Miss Sage had purple gums. It’s an odd thing to stay in this student’s memory, but who is a six-year-old to explain the unexplainable.

There were two distinct groups in Miss Sage’s class: there were the “English” and then there were the children of immigrant parents who tended to spit in public and who could not discuss the students’ life in and out of the classroom with the teacher. The kids who were clean and the kids that tended to smell because they were sewn into their winter underwear. The kids who came from small families and the kids who came from multi-child families who had siblings in every alternating grade in the Herbert school.

And we could tell the difference because we were colorfully different and went to the Mennonite church next door that was preoccupied with keeping their traditional language and had periodic revival meetings in English. Miss Sage, bless her heart, knew the difference.

There were the children who went to the movies on Saturdays in the Town Hall that housed the secondhand fire truck, and there were those of us who already in grade one knew that it was a sin to go to the movies.

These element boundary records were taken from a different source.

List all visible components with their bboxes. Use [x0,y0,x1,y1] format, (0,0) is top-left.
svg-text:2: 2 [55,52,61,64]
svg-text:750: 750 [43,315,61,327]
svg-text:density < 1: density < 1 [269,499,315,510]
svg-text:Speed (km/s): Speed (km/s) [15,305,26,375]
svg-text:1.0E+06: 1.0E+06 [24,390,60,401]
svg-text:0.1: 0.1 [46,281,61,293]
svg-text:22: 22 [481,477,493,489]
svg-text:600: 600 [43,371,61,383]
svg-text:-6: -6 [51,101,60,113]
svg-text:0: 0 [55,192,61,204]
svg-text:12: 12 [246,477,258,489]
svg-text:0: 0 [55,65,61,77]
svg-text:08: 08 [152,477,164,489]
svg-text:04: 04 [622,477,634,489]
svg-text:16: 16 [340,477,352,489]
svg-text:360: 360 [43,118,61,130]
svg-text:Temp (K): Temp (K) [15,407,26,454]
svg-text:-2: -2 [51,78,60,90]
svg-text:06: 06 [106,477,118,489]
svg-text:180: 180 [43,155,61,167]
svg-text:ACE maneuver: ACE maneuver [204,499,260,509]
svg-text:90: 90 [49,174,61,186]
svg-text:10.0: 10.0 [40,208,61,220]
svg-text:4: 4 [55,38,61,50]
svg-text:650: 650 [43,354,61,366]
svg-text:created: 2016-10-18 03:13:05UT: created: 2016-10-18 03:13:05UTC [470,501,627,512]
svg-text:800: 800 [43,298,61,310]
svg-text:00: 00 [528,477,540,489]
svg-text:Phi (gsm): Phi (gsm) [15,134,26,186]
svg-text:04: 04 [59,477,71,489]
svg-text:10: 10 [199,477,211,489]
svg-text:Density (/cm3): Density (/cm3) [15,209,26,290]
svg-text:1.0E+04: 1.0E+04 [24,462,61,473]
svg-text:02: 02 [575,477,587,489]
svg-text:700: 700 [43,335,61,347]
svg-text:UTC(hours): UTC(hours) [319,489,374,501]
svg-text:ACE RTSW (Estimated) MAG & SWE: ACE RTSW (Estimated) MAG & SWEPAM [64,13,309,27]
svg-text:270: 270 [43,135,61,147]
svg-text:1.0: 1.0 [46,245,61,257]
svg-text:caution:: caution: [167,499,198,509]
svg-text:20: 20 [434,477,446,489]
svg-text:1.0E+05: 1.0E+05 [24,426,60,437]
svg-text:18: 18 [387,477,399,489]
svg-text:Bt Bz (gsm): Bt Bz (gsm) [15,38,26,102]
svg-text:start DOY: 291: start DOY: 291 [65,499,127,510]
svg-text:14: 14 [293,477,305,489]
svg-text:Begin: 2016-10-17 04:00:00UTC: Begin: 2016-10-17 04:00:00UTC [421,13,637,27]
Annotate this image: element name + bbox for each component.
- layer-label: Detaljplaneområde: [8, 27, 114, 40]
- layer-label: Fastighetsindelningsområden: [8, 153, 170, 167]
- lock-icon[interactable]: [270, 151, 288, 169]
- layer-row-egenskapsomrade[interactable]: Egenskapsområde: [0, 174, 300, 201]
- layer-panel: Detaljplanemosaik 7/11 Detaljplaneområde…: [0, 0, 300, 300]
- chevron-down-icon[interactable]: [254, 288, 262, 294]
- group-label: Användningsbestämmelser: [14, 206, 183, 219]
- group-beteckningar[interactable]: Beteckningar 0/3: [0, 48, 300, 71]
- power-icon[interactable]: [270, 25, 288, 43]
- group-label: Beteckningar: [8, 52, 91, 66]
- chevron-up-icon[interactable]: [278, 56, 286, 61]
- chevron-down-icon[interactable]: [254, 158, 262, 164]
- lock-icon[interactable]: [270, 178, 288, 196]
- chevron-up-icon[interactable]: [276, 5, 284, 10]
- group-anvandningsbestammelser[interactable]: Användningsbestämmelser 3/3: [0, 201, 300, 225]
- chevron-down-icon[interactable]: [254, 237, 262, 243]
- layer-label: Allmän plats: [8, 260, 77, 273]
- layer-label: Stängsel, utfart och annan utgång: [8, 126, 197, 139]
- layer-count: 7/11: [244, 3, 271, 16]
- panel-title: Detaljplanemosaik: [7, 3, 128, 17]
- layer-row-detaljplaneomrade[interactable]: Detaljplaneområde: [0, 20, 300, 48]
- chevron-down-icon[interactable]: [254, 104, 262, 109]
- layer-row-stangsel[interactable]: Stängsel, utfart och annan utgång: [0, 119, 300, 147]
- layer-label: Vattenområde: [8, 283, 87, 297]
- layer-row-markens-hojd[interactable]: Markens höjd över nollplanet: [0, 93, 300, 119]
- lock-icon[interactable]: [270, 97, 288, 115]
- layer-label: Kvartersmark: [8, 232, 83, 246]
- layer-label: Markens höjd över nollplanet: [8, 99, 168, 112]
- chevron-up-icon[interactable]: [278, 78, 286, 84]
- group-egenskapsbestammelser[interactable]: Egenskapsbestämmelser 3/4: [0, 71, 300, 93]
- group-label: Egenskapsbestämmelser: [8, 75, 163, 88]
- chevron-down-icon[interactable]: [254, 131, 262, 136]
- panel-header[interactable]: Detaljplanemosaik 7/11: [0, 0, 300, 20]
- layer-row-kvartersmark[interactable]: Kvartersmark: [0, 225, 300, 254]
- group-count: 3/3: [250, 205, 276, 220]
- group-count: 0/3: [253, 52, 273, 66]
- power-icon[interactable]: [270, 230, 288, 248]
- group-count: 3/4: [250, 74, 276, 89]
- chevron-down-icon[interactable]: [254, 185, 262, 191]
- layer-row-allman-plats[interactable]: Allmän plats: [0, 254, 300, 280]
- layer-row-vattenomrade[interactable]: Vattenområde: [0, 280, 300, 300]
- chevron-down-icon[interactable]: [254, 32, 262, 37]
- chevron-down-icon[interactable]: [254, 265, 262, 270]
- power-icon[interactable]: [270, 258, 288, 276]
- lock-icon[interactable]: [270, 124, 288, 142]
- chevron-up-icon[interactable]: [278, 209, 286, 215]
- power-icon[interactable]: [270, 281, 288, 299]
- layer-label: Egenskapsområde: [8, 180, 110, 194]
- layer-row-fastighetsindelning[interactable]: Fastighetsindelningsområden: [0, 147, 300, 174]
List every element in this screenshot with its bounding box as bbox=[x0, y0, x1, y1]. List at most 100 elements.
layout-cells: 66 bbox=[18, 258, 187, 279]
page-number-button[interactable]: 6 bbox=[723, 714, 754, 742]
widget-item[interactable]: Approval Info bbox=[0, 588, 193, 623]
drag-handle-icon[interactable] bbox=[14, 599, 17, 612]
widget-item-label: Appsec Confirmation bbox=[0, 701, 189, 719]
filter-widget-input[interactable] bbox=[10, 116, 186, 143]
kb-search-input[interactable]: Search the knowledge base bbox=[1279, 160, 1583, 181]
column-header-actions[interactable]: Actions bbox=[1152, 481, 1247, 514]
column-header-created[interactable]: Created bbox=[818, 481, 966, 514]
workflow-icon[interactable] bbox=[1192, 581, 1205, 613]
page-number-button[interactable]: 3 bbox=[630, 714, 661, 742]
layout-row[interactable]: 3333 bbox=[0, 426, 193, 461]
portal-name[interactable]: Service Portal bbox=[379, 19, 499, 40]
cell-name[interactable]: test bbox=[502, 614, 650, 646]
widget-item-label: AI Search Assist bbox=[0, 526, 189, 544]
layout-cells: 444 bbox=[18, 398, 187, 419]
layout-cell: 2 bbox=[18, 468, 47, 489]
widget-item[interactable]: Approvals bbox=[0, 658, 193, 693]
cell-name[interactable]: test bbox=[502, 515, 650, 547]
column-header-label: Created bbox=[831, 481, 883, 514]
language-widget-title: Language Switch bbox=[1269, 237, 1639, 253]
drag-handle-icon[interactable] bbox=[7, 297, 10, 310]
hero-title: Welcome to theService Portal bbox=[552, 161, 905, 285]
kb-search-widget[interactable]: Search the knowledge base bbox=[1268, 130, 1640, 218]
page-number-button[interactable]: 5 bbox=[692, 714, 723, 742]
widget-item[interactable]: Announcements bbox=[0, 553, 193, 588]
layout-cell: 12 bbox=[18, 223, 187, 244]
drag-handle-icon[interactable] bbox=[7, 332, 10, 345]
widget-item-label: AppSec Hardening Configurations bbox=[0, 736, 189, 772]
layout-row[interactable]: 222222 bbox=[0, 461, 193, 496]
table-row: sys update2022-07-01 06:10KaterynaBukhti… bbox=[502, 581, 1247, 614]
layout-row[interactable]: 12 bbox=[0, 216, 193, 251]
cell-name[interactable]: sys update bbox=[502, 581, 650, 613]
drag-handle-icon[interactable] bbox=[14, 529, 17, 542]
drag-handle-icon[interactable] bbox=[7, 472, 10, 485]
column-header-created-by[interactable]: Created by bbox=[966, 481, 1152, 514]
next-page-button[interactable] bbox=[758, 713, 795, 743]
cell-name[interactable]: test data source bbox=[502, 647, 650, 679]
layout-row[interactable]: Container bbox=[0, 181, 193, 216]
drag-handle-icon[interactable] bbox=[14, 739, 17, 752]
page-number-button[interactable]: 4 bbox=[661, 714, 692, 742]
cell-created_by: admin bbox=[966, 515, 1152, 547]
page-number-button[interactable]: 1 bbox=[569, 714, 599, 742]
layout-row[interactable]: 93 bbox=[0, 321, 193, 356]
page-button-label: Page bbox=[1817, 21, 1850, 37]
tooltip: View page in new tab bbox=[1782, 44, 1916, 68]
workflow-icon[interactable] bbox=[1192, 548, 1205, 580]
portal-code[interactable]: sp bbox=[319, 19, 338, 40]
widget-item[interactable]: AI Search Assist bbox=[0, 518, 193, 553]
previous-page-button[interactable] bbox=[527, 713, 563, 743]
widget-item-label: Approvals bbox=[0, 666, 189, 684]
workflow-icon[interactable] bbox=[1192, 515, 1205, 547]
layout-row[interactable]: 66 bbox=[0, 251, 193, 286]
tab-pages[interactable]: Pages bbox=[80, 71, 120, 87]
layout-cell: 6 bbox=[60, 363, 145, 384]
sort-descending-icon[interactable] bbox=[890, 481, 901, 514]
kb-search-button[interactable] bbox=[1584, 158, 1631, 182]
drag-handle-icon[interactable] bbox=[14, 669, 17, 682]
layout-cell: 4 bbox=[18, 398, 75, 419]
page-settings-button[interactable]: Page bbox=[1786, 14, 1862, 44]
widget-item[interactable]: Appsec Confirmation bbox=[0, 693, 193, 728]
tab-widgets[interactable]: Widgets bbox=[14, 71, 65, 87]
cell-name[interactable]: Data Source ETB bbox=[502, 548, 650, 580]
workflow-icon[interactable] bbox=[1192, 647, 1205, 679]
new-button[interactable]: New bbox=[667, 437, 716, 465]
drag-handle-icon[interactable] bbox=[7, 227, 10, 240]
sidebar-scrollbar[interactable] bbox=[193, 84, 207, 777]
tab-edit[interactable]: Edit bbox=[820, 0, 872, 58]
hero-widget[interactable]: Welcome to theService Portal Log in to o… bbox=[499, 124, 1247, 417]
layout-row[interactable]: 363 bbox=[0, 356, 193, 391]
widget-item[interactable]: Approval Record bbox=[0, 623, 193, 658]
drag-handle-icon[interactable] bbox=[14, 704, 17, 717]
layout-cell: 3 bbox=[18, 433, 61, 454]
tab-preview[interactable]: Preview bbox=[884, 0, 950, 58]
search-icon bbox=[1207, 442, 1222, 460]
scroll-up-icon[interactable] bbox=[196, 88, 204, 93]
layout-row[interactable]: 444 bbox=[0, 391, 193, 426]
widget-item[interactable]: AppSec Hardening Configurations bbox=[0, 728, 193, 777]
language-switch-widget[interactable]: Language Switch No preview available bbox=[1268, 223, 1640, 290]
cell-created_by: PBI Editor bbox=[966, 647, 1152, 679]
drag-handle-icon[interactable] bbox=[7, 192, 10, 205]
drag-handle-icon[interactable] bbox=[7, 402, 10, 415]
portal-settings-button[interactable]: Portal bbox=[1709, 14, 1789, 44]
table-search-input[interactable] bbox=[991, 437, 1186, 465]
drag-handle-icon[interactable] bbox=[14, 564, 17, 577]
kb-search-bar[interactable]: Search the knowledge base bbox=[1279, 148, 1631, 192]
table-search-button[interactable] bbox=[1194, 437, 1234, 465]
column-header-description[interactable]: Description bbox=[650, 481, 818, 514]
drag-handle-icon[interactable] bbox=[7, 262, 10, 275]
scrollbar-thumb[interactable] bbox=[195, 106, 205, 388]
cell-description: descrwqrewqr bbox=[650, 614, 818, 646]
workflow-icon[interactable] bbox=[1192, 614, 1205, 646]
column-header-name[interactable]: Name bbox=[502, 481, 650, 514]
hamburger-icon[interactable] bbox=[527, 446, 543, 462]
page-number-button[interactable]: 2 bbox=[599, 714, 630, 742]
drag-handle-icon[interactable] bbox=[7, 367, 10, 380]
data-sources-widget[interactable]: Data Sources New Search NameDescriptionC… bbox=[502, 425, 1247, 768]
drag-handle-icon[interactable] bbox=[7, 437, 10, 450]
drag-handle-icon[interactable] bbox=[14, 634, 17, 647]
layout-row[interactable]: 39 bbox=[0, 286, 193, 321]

We knew with unexplained certainty that worldly things were shown in the movies.

Miss Sage was a good, no nonsense, teacher and her students turned out to be rather good at learning to read “Dick and Jane” and their cultured activities, much more sophisticated than the lives of the immigrant children in first grade. The twins had pets, dogs and cats that were allowed into the house. We only knew of farm animals that were outside chasing mice. It was an early learning experience and helped us to acculturate to Canadian ways. Little did we know that acculturating was leading us to become worldly, for which I am immensely grateful.

Helen was Miss Sage’s special pet. That was clear to all of us, knowledge reinforced when Helen’s birthday became the occasion for a lavish all afternoon class party. We were all appropriately jealous, but the party was eventful enough to remain clearly and colorfully in my memory. After much dithering she chose Miller to be her Prince for the afternoon. Make of that what you will.

The report card at the end of the year said, in bold printing, that I had passed with honors.

The last day of school, on my way home, my father and I met. He was going into town. I stopped and proudly showed him my report card. He glanced at it briefly, wordlessly handed it back to me and strode off without a word. I stayed on the spot for a full minute gazing after him.